Rob Williams will release his latest project, “Southern FM” on December 14th. From Virginia, Williams is rooted in folk, rock, and americana music. Artists like Tom Petty, Bob Dylan, Neil Young, Creedence Clearwater Revival, and The Band come to mind when listening to his sound. In 2013, Williams realeased his first solo LP, “A Place In the Sun.” What’s significant in Rob’s story is that previous to his recent music career he was not in the arts. He worked as an educator, married, and living in his hometown. It’s this life experience, this seasoned sound, and wise delivery that makes Williams’ a beautiful distinction – not everyone has a story.
The album begins with a bang. “Footprints” is the first song the listener hears. Upbeat and with a full band it sets a nice tone for the songs to follow. Williams sings, “You’ll see footprints walking away, that’s me saying goodbye. So long.” This song conjures up the painful feeling of unreciprocated love. It also conjures up that moment when one realizes it’s time to leave the one you love in the past. Saying goodbye to someone that just can’t give you what you want and what you need is one of the hardest things to do. It’s hard, but when it’s time to go, one knows and heeding the call often leads to better things. “Footprints” also explores that meaningful and hopeful feeling we often carry thinking our forlorn love may not be in vein, they may in fact change their mind – so then we move on but also keep the door open.
Williams is a storyteller. One can hear this on “Sometimes It’s A Song”, where he sings, “Sometimes it’s the rain you hear and sometimes it’s a song. Lately this whole drifters world don’t fit me at all.” The simplicity of this song enables the beautiful piano counterpoint, the wistful lyrics, and the affable melody to sit naturally on the ear in a quite lovely way. We make choices in life, there’s a give and take. To have the life we want, we often have to choose between love and success, and as you gain one thing, you often lose something else. This sentiment of what we lose and give up, what we miss when it’s gone, and what those holes have been replaced with is beautifully evoked.

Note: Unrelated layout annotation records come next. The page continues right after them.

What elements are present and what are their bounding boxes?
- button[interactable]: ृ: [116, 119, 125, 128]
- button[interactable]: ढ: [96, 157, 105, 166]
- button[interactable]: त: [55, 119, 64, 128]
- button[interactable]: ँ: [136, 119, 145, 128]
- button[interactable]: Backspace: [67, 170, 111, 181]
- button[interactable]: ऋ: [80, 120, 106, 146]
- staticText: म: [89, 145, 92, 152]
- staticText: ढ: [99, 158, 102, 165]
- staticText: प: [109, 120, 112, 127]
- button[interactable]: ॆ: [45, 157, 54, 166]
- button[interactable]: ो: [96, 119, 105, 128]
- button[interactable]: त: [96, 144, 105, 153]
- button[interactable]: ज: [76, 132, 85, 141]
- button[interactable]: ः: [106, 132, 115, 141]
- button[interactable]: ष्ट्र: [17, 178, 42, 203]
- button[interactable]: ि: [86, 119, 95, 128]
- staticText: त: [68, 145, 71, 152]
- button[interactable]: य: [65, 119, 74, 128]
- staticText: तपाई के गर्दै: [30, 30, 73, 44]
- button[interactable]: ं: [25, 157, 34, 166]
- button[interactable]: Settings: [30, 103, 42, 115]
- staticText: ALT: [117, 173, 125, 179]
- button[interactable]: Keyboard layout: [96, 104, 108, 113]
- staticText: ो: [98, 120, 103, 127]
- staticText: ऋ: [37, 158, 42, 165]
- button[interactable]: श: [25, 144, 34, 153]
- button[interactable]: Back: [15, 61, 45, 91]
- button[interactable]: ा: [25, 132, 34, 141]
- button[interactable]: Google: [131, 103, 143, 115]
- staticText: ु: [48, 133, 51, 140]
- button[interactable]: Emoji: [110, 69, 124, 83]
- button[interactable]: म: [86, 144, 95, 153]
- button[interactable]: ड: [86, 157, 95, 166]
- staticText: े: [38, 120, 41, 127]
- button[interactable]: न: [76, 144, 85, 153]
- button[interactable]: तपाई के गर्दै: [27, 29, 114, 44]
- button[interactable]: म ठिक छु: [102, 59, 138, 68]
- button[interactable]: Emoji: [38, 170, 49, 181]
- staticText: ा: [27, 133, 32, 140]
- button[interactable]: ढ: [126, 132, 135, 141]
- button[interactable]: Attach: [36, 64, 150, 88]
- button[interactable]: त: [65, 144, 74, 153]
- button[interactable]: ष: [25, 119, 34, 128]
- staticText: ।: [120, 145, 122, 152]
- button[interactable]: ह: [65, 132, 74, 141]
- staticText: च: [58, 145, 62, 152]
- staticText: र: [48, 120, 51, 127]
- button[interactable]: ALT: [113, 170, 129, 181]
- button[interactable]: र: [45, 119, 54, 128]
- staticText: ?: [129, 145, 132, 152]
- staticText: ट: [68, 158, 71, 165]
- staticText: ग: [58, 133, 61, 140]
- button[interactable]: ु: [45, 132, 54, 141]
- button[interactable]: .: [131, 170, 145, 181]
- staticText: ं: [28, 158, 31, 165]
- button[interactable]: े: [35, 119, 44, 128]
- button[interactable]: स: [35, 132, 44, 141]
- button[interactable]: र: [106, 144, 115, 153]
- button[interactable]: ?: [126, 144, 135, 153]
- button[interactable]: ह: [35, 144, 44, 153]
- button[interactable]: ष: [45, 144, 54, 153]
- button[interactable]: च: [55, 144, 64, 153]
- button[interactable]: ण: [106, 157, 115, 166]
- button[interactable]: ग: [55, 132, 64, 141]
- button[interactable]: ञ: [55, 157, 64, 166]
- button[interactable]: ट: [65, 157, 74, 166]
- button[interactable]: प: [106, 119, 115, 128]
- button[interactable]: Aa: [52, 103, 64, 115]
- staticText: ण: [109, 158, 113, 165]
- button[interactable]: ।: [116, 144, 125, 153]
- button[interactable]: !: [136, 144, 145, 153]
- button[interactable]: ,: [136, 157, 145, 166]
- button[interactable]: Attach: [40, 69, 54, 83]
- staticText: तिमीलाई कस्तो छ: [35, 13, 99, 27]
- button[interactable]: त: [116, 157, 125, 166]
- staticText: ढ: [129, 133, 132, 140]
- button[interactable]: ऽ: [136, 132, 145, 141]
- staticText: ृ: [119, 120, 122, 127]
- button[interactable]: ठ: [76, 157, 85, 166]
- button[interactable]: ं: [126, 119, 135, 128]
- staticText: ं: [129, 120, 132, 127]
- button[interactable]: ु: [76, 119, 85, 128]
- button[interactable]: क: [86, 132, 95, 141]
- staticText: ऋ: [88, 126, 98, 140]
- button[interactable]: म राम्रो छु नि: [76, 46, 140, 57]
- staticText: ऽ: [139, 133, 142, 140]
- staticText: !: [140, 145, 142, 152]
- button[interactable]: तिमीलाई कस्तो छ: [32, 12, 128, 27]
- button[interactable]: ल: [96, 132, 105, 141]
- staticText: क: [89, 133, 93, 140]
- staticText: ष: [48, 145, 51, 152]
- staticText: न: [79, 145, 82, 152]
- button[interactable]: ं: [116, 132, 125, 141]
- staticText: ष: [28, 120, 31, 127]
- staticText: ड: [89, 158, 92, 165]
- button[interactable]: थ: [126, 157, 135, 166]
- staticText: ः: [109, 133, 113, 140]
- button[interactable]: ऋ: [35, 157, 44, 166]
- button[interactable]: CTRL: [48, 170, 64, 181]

Overall, there’s a nice range of instrumentation on the album, lending itself effectively to the needs of each track. Some tracks are better acoustic, some are better with a fuller band sound. Williams understands this and this distinction makes for a well rounded album. “You’ve been a Bad Christian” and “Henry and Maria” are my least favorite songs on the album. However, each song has a beautiful story, a message, and a lovely simplicity. I recommend this as a Winter download.